Friday, March 13, 2009

Exquisite Corpse, by Poppy Z. Brite

(pb; 1996)

From the back cover:

"To serial slayer Andew Compton, murder is an art, the most intimate art. After feigning his own death to escape from prison, Compton makes his way to the United States with the ambition of bringing his art to new heights. Tortured by his own perverse desires, drawn to possess and destroy young boys, Compton inadvertantly joins forces with Jay Byrne, a dissolute playboy who has pushed his art to limits even Compton hadn't previously imagined. Together, Compton and Byrne set their sights on an exquisite young Vietnamese-American runaway, Tran, whom they deem to be the perfect victim. . ."


Bleak, uncompromising and gory, this shocker isn't for readers who prefer "mainstream" horror.

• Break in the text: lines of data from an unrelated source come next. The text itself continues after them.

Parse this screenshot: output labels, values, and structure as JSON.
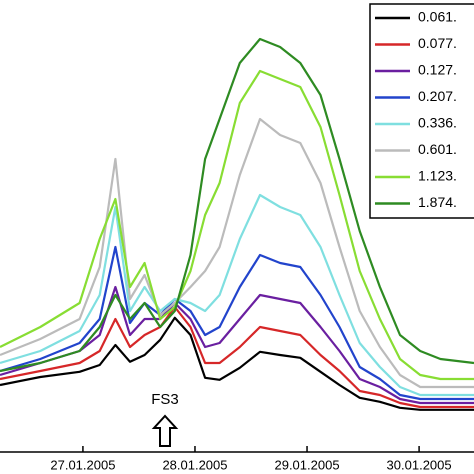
{
  "chart_data": {
    "type": "line",
    "annotation": "FS3",
    "x": [
      26.26,
      26.62,
      26.97,
      27.15,
      27.29,
      27.42,
      27.55,
      27.69,
      27.82,
      27.96,
      28.09,
      28.22,
      28.4,
      28.58,
      28.76,
      28.94,
      29.12,
      29.29,
      29.47,
      29.65,
      29.83,
      30.01,
      30.19,
      30.49
    ],
    "xlim": [
      26.26,
      30.49
    ],
    "xticks": [
      {
        "value": 27,
        "label": "27.01.2005"
      },
      {
        "value": 28,
        "label": "28.01.2005"
      },
      {
        "value": 29,
        "label": "29.01.2005"
      },
      {
        "value": 30,
        "label": "30.01.2005"
      }
    ],
    "ylim": [
      0,
      100
    ],
    "legend": "top-right",
    "series": [
      {
        "name": "0.061.",
        "color": "#000000",
        "values": [
          7.5,
          9.5,
          10.8,
          12.5,
          17.5,
          13.3,
          15,
          18.8,
          24.3,
          20,
          9.3,
          8.8,
          11.8,
          15.8,
          15,
          14.3,
          10.8,
          7.5,
          4.3,
          3.3,
          1.8,
          1.3,
          1.3,
          1.3
        ]
      },
      {
        "name": "0.077.",
        "color": "#d62728",
        "values": [
          9,
          11,
          13,
          16,
          24,
          17,
          20,
          22,
          27,
          22,
          13,
          13,
          17,
          22,
          21,
          20,
          15,
          11,
          6,
          5,
          3,
          2,
          2,
          2
        ]
      },
      {
        "name": "0.127.",
        "color": "#6a1fa0",
        "values": [
          10,
          13,
          16,
          20,
          32,
          20,
          24,
          24,
          28,
          24,
          17,
          18,
          24,
          30,
          29,
          28,
          22,
          16,
          9,
          7,
          4,
          3,
          3,
          3
        ]
      },
      {
        "name": "0.207.",
        "color": "#2244cc",
        "values": [
          11,
          14,
          18,
          24,
          42,
          23,
          28,
          25,
          29,
          26,
          20,
          22,
          32,
          40,
          38,
          37,
          30,
          22,
          12,
          9,
          5,
          4,
          4,
          4
        ]
      },
      {
        "name": "0.336.",
        "color": "#7fdfe0",
        "values": [
          13,
          16,
          21,
          30,
          52,
          26,
          32,
          26,
          29,
          28,
          26,
          30,
          44,
          55,
          52,
          50,
          42,
          30,
          18,
          12,
          7,
          5,
          5,
          5
        ]
      },
      {
        "name": "0.601.",
        "color": "#bbbbbb",
        "values": [
          15,
          19,
          24,
          37,
          64,
          29,
          35,
          25,
          28,
          32,
          36,
          42,
          60,
          74,
          70,
          68,
          58,
          42,
          26,
          17,
          10,
          7,
          7,
          7
        ]
      },
      {
        "name": "1.123.",
        "color": "#88dd33",
        "values": [
          17,
          22,
          28,
          44,
          54,
          32,
          38,
          24,
          27,
          36,
          50,
          58,
          78,
          86,
          84,
          82,
          72,
          55,
          36,
          24,
          14,
          10,
          9,
          9
        ]
      },
      {
        "name": "1.874.",
        "color": "#2e8b22",
        "values": [
          11,
          13,
          16,
          22,
          30,
          24,
          28,
          22,
          26,
          40,
          64,
          74,
          88,
          94,
          92,
          88,
          80,
          64,
          46,
          32,
          20,
          16,
          14,
          13
        ]
      }
    ]
  }
}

Brite's homoerotic splatterfest is political, sexual and graphic in its descriptions of New Orleans debauchery, serial killer-style. The writing is edgy, of course (as is all Brite's horror writing) and concise, spiced with poetic bursts of savagery and sex. The characters are fully-realized and -fleshed, with the novel's twists consistently linked to the characters' personalities.

This is one of my all-time favorite horror novels, not only for the able, edgy writing, but for the, uh, guts it took to write this. If you're into true, heart-of-existential-darkness horror, read this; if not, don't.